I believe I have solved the issue and it is to do with the tasmota software on the devices. I have found that the later versions of the software (not sure exactly where) change the way that they act in terms of wifi and reboot/reconnect. It turns out that I had set a NTP server in my DHCP some time previous that I had forgotten about. However, on "update day" - i chose to update OTA the HA, mosquitto and tasmota software around the same time I beleive that the Tasmota update introduced the issue with the NTP server and caused the reconnects.

Yesterday I looked at the device list in tasmota-admin and all of the devices except one still on 9.x had uptimes of a minutes. The one on 9.x was at 17 days.

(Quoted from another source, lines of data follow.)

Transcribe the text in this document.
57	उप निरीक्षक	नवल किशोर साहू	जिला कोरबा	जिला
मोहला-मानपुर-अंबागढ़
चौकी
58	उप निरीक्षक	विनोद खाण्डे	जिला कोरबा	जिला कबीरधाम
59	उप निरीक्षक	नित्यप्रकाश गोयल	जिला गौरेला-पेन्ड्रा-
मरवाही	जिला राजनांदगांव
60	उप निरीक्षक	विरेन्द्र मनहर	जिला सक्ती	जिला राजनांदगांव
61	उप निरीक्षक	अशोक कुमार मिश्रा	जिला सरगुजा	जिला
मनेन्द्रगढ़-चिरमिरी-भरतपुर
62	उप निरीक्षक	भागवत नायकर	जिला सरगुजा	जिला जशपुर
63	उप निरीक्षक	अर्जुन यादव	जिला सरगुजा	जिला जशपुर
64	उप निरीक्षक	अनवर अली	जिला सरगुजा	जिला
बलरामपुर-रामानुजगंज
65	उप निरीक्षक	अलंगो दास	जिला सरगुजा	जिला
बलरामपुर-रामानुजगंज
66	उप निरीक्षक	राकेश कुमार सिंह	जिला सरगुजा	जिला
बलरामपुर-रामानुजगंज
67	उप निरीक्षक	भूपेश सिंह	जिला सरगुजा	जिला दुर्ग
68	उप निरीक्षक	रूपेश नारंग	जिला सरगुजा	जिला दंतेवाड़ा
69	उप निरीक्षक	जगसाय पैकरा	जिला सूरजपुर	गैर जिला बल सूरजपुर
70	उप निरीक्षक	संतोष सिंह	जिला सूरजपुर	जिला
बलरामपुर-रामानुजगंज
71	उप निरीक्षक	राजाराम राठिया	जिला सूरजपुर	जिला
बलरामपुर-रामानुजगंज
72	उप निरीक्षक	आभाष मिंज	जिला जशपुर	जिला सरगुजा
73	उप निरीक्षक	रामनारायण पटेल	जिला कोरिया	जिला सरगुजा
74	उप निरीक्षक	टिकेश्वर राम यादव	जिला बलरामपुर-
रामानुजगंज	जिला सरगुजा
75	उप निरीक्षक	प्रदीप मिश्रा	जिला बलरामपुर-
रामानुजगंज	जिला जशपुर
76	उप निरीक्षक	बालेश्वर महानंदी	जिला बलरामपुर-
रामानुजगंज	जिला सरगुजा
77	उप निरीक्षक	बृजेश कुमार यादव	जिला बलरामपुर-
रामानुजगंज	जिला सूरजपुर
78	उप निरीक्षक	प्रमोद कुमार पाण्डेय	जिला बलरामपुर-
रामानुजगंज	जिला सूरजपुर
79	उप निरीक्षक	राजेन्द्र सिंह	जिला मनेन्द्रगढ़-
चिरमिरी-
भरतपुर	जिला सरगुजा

Now of course I was still fiddling - I was trying to fix this so I have introduced some other confounders - the MQTT brocker I use is not a seperate debian machine with HiveMQ setup but it wasnt until I removed the NTP setting that I got uptimes of over an hour for the tasmota devices.

Hopefully this may be of assistance to another tinkerer - my one message is change 1 thing and WAIT!